Kip never asked questions like these at her age—or ever—but Mia was a different, more contemplative child. He wished he could give her some kind of answer. Something better than mysterious ways or Deus Vult. He remembered something his grandmother had said at the funeral of a teenaged cousin when Pete was maybe six or seven. God likes to have pretty young flowers in his garden, too. Even as a little boy, he saw the flaw in that argument. Then why doesn’t he just make the old ones young again? “I don’t know, sweetie,” he said.
“I bet Leigh knows. She knows all the hard stuff. Let’s call her.”
He wondered. If Leigh heard Mia’s voice on the machine, would that finally make her pick up? “No, we shouldn’t bother her. She’s going through a really hard time right now.”
“Is that why I’m not allowed to see her?”
“It’s not that you’re not allowed—”
“Mommy says I can’t go there.”
“Just for a little while.”
“But I miss her.”
“I know.” He cleared his throat. “Me, too.”
Mia sighed and let her spoon sink into the liquid. “I miss Chrissy, too. Most of all. At night in bed I close my eyes and put her face inside my eyelids so I can remember her. But I’m a
fraid someday she’ll just—flicker out.”
Pete sat back against the hard vinyl of the booth. What a thing for a ten-year-old to say. He had no idea how to respond. Finally he pulled out his wallet and flipped open the photo strip. Chrissy’s photo was there, right next to Leigh’s. He slid it out and passed it over the table. “Would you like to hold on to this?”

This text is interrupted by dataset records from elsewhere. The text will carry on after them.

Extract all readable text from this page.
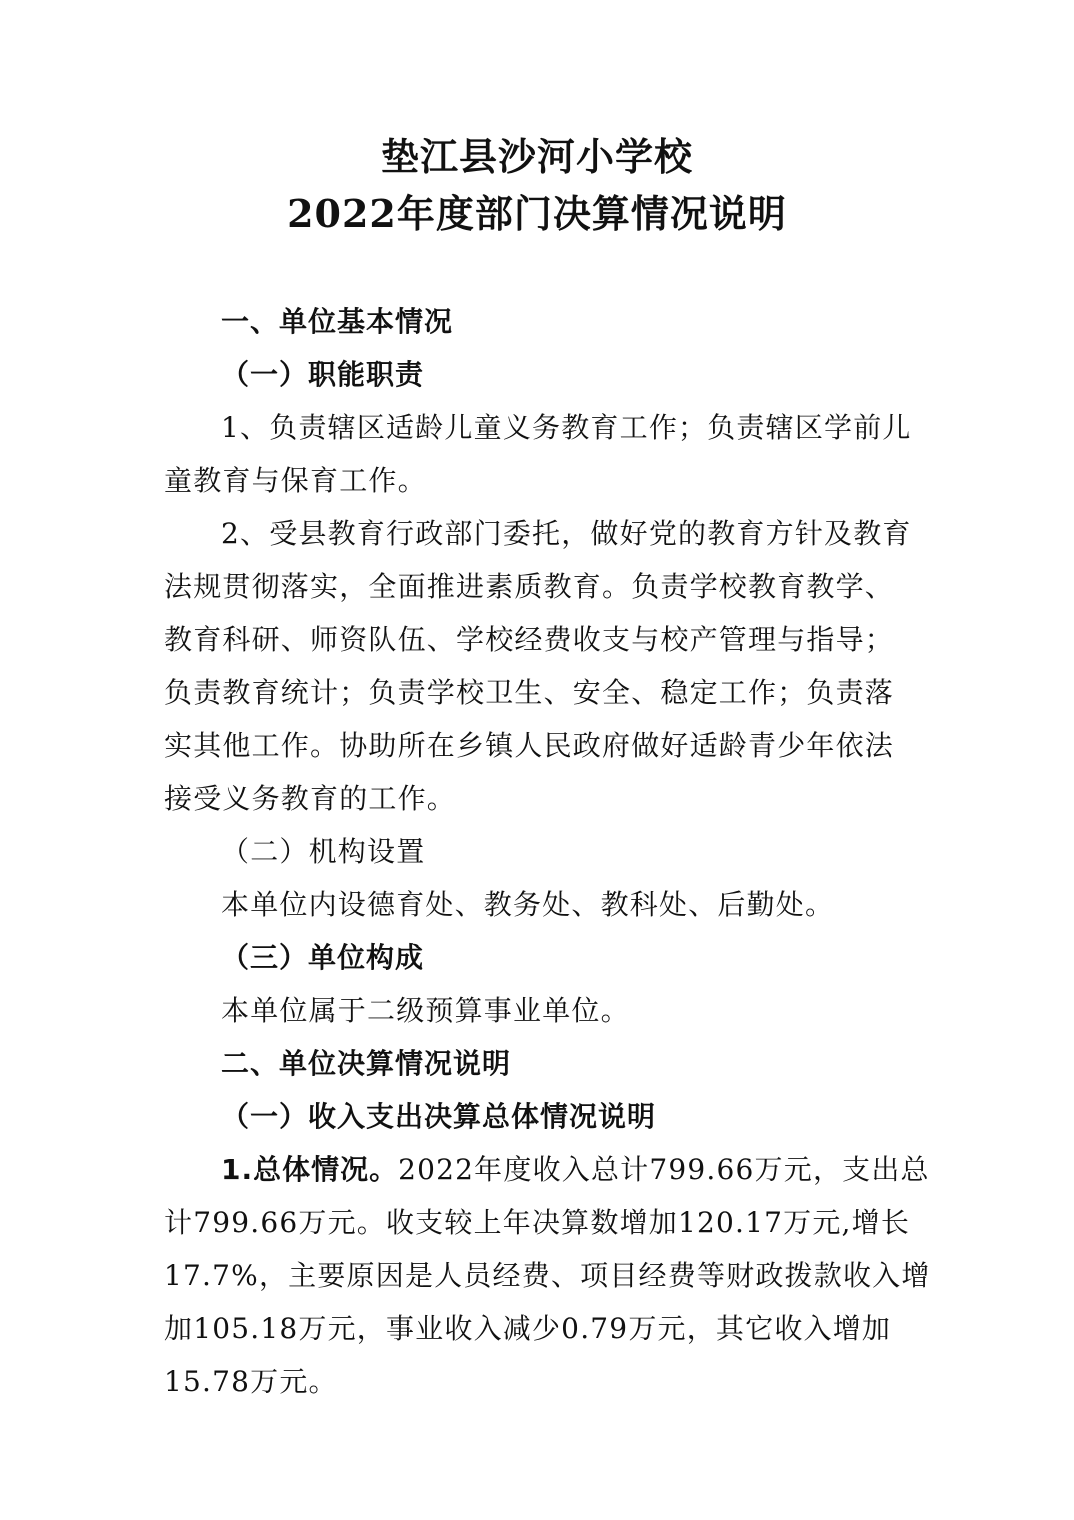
垫江县沙河小学校
2022年度部门决算情况说明
一、单位基本情况
（一）职能职责
1、负责辖区适龄儿童义务教育工作；负责辖区学前儿
童教育与保育工作。
2、受县教育行政部门委托，做好党的教育方针及教育
法规贯彻落实，全面推进素质教育。负责学校教育教学、
教育科研、师资队伍、学校经费收支与校产管理与指导；
负责教育统计；负责学校卫生、安全、稳定工作；负责落
实其他工作。协助所在乡镇人民政府做好适龄青少年依法
接受义务教育的工作。
（二）机构设置
本单位内设德育处、教务处、教科处、后勤处。
（三）单位构成
本单位属于二级预算事业单位。
二、单位决算情况说明
（一）收入支出决算总体情况说明
1.总体情况。2022年度收入总计799.66万元，支出总
计799.66万元。收支较上年决算数增加120.17万元,增长
17.7%，主要原因是人员经费、项目经费等财政拨款收入增
加105.18万元，事业收入减少0.79万元，其它收入增加
15.78万元。
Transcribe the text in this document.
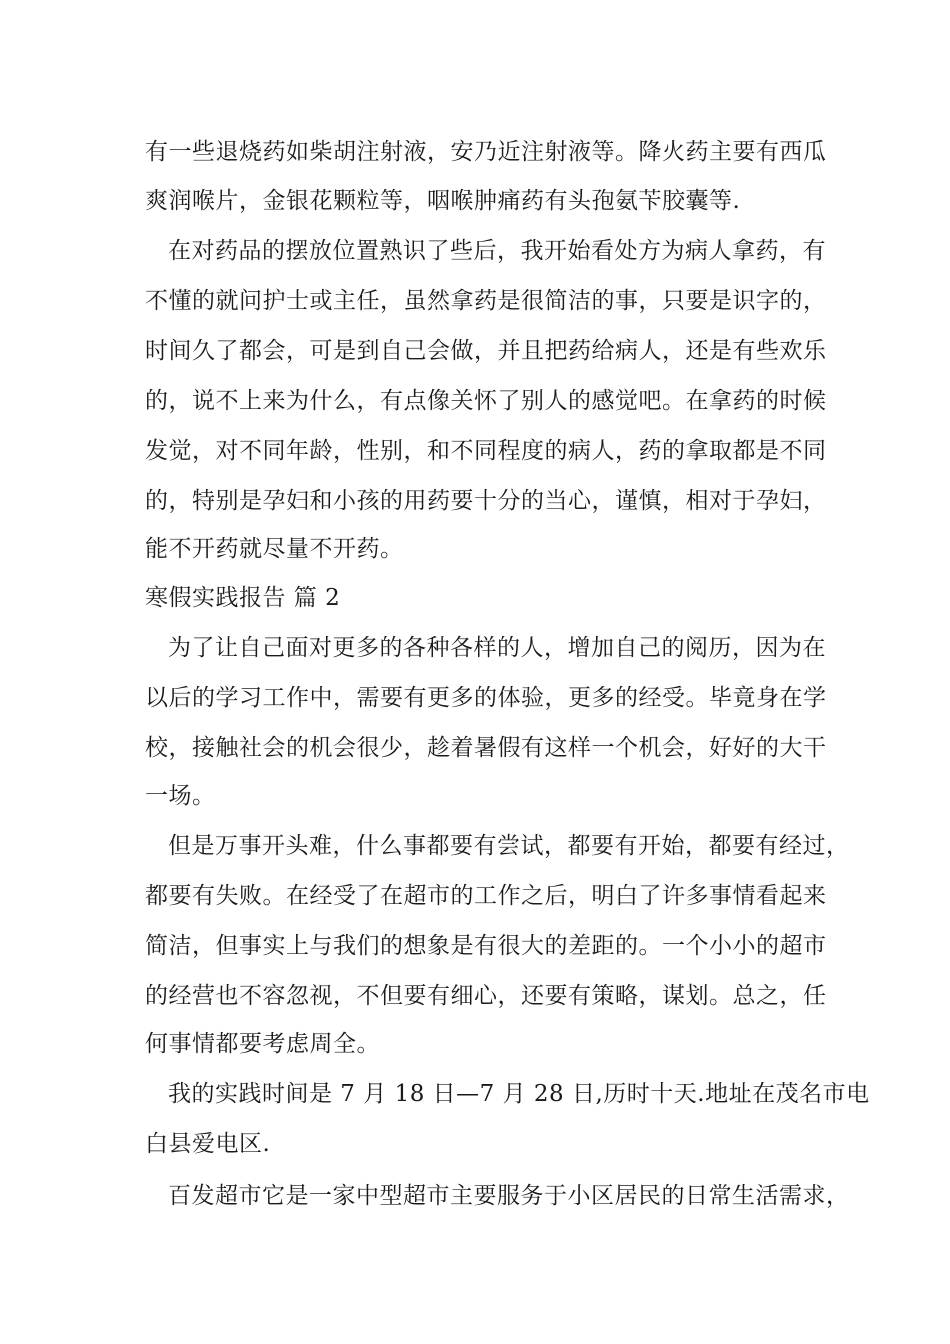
有一些退烧药如柴胡注射液，安乃近注射液等。降火药主要有西瓜
爽润喉片，金银花颗粒等，咽喉肿痛药有头孢氨苄胶囊等.
在对药品的摆放位置熟识了些后，我开始看处方为病人拿药，有
不懂的就问护士或主任，虽然拿药是很简洁的事，只要是识字的，
时间久了都会，可是到自己会做，并且把药给病人，还是有些欢乐
的，说不上来为什么，有点像关怀了别人的感觉吧。在拿药的时候
发觉，对不同年龄，性别，和不同程度的病人，药的拿取都是不同
的，特别是孕妇和小孩的用药要十分的当心，谨慎，相对于孕妇，
能不开药就尽量不开药。
寒假实践报告 篇 2
为了让自己面对更多的各种各样的人，增加自己的阅历，因为在
以后的学习工作中，需要有更多的体验，更多的经受。毕竟身在学
校，接触社会的机会很少，趁着暑假有这样一个机会，好好的大干
一场。
但是万事开头难，什么事都要有尝试，都要有开始，都要有经过，
都要有失败。在经受了在超市的工作之后，明白了许多事情看起来
简洁，但事实上与我们的想象是有很大的差距的。一个小小的超市
的经营也不容忽视，不但要有细心，还要有策略，谋划。总之，任
何事情都要考虑周全。
我的实践时间是 7 月 18 日—7 月 28 日,历时十天.地址在茂名市电
白县爱电区.
百发超市它是一家中型超市主要服务于小区居民的日常生活需求，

Mia pursed her lips. “It’s not the same,” she said, but she tucked it into her tiny Hello Kitty pocketbook anyway.
After the divorce, Karen and Gary had moved to Silver Spring, into a new development of mass-produced, cookie-cutter houses called “executive-style” that came with small lots and zero character. It wasn’t where Kip grew up or where his childhood buddies lived, and even in the best of times he didn’t much enjoy his every-other-weekends there. Today he was waiting out front with his hands in his pockets and Karen was behind him hugging her ribs and Pete could read their body language from the end of the driveway: there’d been some kind of blowup with Gary. He leaned over to kiss Mia good-bye in the truck.

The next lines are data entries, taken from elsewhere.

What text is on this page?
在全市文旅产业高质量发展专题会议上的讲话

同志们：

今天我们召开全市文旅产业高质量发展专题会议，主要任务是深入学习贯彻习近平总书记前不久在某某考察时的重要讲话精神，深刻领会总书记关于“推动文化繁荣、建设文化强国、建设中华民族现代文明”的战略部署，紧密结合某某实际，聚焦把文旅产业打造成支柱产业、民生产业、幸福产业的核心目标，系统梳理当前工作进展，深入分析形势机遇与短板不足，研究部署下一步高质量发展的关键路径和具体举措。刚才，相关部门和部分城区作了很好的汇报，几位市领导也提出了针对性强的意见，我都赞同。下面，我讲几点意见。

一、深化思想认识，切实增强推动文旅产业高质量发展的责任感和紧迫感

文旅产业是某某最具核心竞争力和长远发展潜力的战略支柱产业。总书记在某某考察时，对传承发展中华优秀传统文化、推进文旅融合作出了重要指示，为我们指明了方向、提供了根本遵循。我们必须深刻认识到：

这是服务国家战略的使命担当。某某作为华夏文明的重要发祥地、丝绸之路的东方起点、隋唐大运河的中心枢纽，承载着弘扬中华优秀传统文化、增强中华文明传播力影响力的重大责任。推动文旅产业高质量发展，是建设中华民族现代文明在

She wrinkled her nose. “Are you always going to have a beard now?”
“I don’t know. Maybe.”
“Nothing’s the same anymore.” She sighed and slid to the ground.
Kip swung up to take her place and slammed the door harder than necessary.
“Trouble?”
“Friggin’ asshole.” He scowled and slumped against the door.
“Seat belt,” Pete said as he backed away.
Chapter Twenty
On Monday, Leigh’s email from Polly had an attachment: Rob Canaday’s opening brief in the case of Beck v. Beck. Leigh read it through in an hour. It was nothing more than a rehash of the arguments she’d already shot down in the lower court, and one of her young associates could easily draft the responsive brief. But she decided to do it herself. More than ever she felt that the mother-child relationship was something primal, sacred even, and not to be intruded upon by others. Even by the father. After all, his connection to the child was solely genetic. All he did was contribute half the blueprints. While the mother supplied an equal part of the design along with the building site, the construction materials, and all of the labor. She was connected to the baby through blood and nerves and every corpuscle of her being.